The Distinction of Small Cell and Non-Small Cell Lung Cancer by Growth in Native-State Histoculture¹

Histological analysis remains the primary method of distringuishing between small cell (SCLC) and non-small cell lung cancer (NSCLC). This distinction has significant impact therapeutically because of their relative difference in chemoresponsiveness (J. D. Minna et al., Principles and Practice of Oncology, pp. 396–474, 1981). Yet for at least 10% of lung tumors, pathologists will disagree upon the classification (A. R. Feinstein et al., Am. Rev. Respir. Dis., 101: 671–684, 1970). Furthermore, current neuroendocrine markers lack specificity for SCLC although the presence of these markers may help predict chemosensitivity (S. L. Graziano et al., J. Clin. Oncol., 7: 1375–1376, 1989; S. B. Baylin, J. Clin. Oncol., 7:1375–1376, 1989; C. L. Berger et al., J. Clin. Endocrinol. Metab., 53: 422–429, 1981; A. F. Gazdar et al., Cancer Res., 45: 2924–2930, 1985). In vitro growth characteristics may more accurately reflect biological properties of aggressiveness and susceptibility to chemotherapy. In this study, 3-dimensional gel-histoculture was used to retrospectively distinguish between NSCLC and SCLC. Tumor explants from 78 patients with NSCLC and 13 patients with SCLC were grown in gelsupported histocultures with an overall success rate of 92%. These 2 tumor types were distinguishable by their 3-dimensional in vitro tissue architecture. In addition, proliferation rates were measured by histological autoradiography after 4-day incorporation of [³H]dThd. The percentage of cells labeled in the most proliferatively active regions of the autoradiograms was termed the growth fraction index (A. F. Gazdar et al., Cancer Res., 45: 2924–2930, 1985; R. A. Vescio et al., Proc.

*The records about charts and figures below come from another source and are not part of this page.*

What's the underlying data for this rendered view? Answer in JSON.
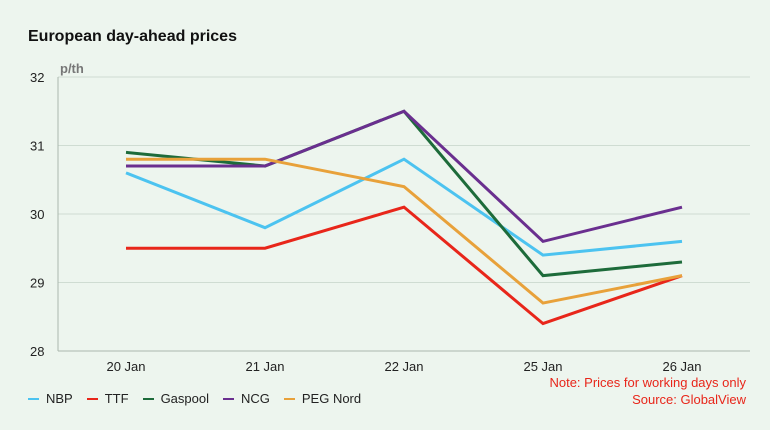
{
  "chart_data": {
    "type": "line",
    "title": "European day-ahead prices",
    "unit_label": "p/th",
    "categories": [
      "20 Jan",
      "21 Jan",
      "22 Jan",
      "25 Jan",
      "26 Jan"
    ],
    "ylim": [
      28,
      32
    ],
    "yticks": [
      "28",
      "29",
      "30",
      "31",
      "32"
    ],
    "grid": true,
    "legend_position": "bottom-left",
    "series": [
      {
        "name": "NBP",
        "color": "#4cc3f0",
        "values": [
          30.6,
          29.8,
          30.8,
          29.4,
          29.6
        ]
      },
      {
        "name": "TTF",
        "color": "#e8261a",
        "values": [
          29.5,
          29.5,
          30.1,
          28.4,
          29.1
        ]
      },
      {
        "name": "Gaspool",
        "color": "#1d6b3a",
        "values": [
          30.9,
          30.7,
          31.5,
          29.1,
          29.3
        ]
      },
      {
        "name": "NCG",
        "color": "#6a2f8f",
        "values": [
          30.7,
          30.7,
          31.5,
          29.6,
          30.1
        ]
      },
      {
        "name": "PEG Nord",
        "color": "#e8a13a",
        "values": [
          30.8,
          30.8,
          30.4,
          28.7,
          29.1
        ]
      }
    ],
    "note": "Note: Prices for working days only",
    "source": "Source: GlobalView"
  }
}
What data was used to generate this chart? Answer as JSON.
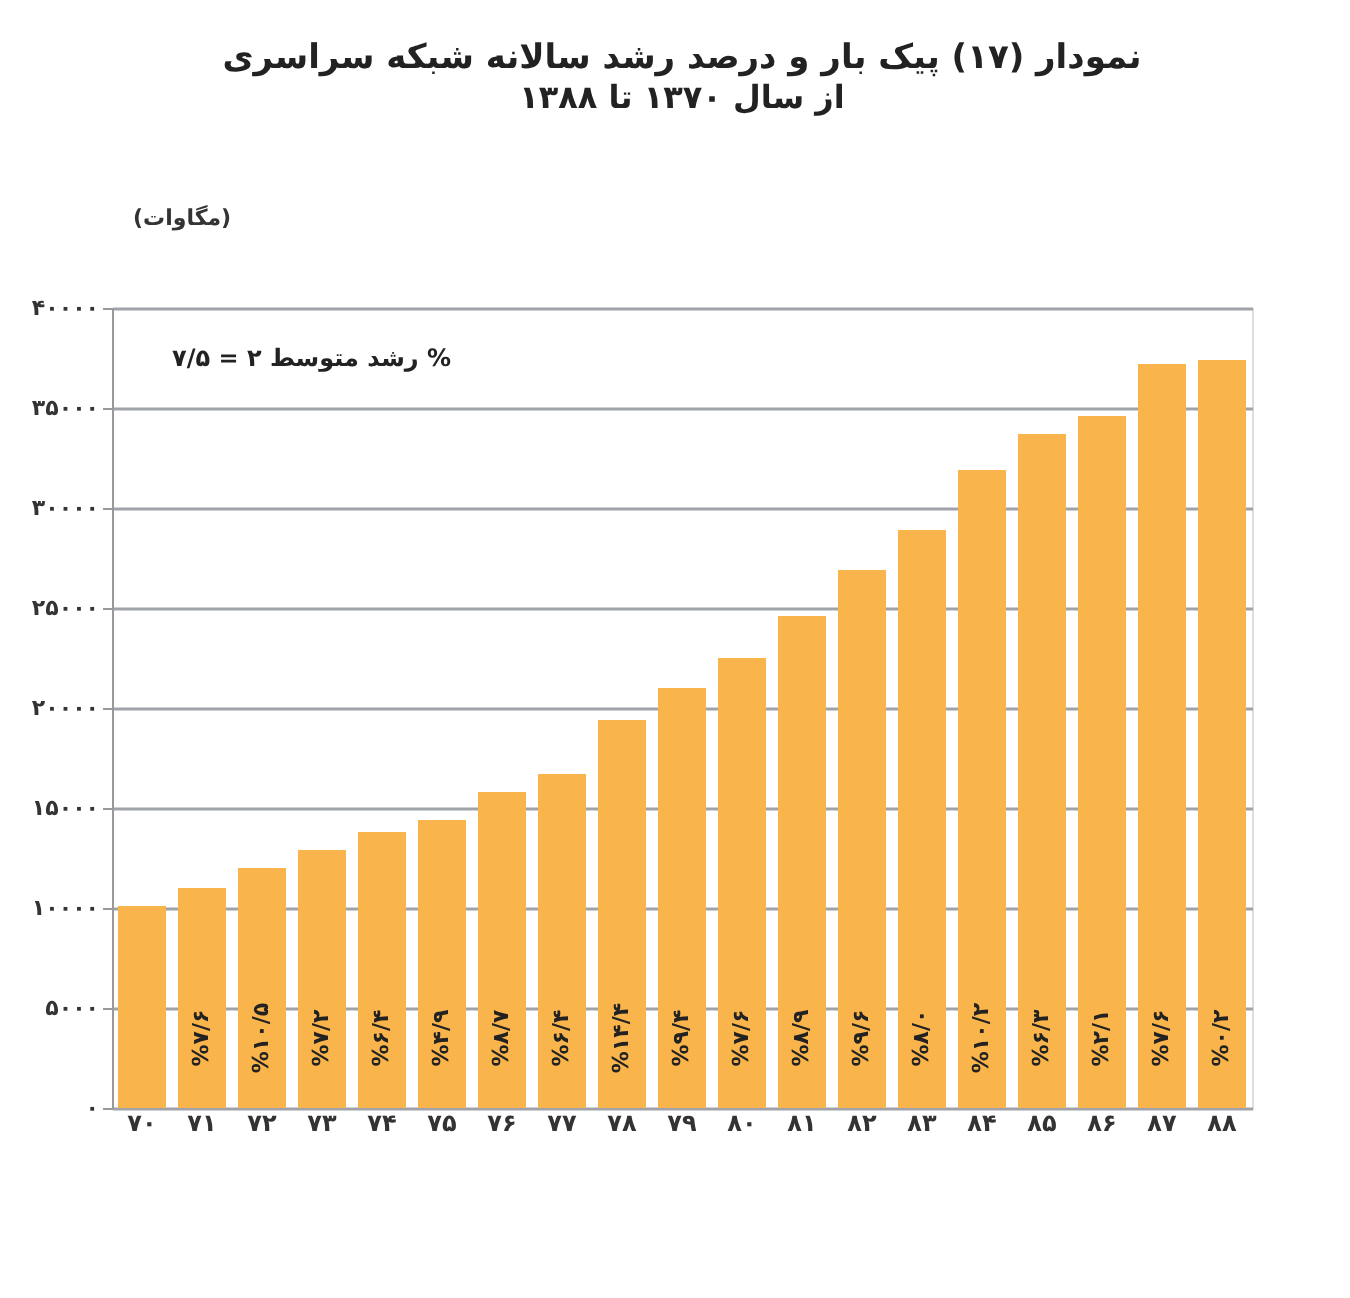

Natl. Acad. Sci. U. S. A., 84: 5029–5033, 1987; R. M. Hoffman et al., Proc. Natl. Acad. Sci. U. S. A., 86: 2013–2017, 1989). The mean growth fraction index for pure small cell lung cancer was 79 ± 10%, differing markedly from that of 35 ± 19% for mixed small cell/large cell tumors, adenocarcinoma (38 ± 16%), large cell undifferentiated carcinoma (40 ± 18%), and squamous cell carcinoma (33 ± 15%) (P < 0.001 in each case). We therefore conclude that 3-dimensional gel-histoculture is a useful means of distinguishing pure SCLC from NSCLC, which may improve treatment decision making.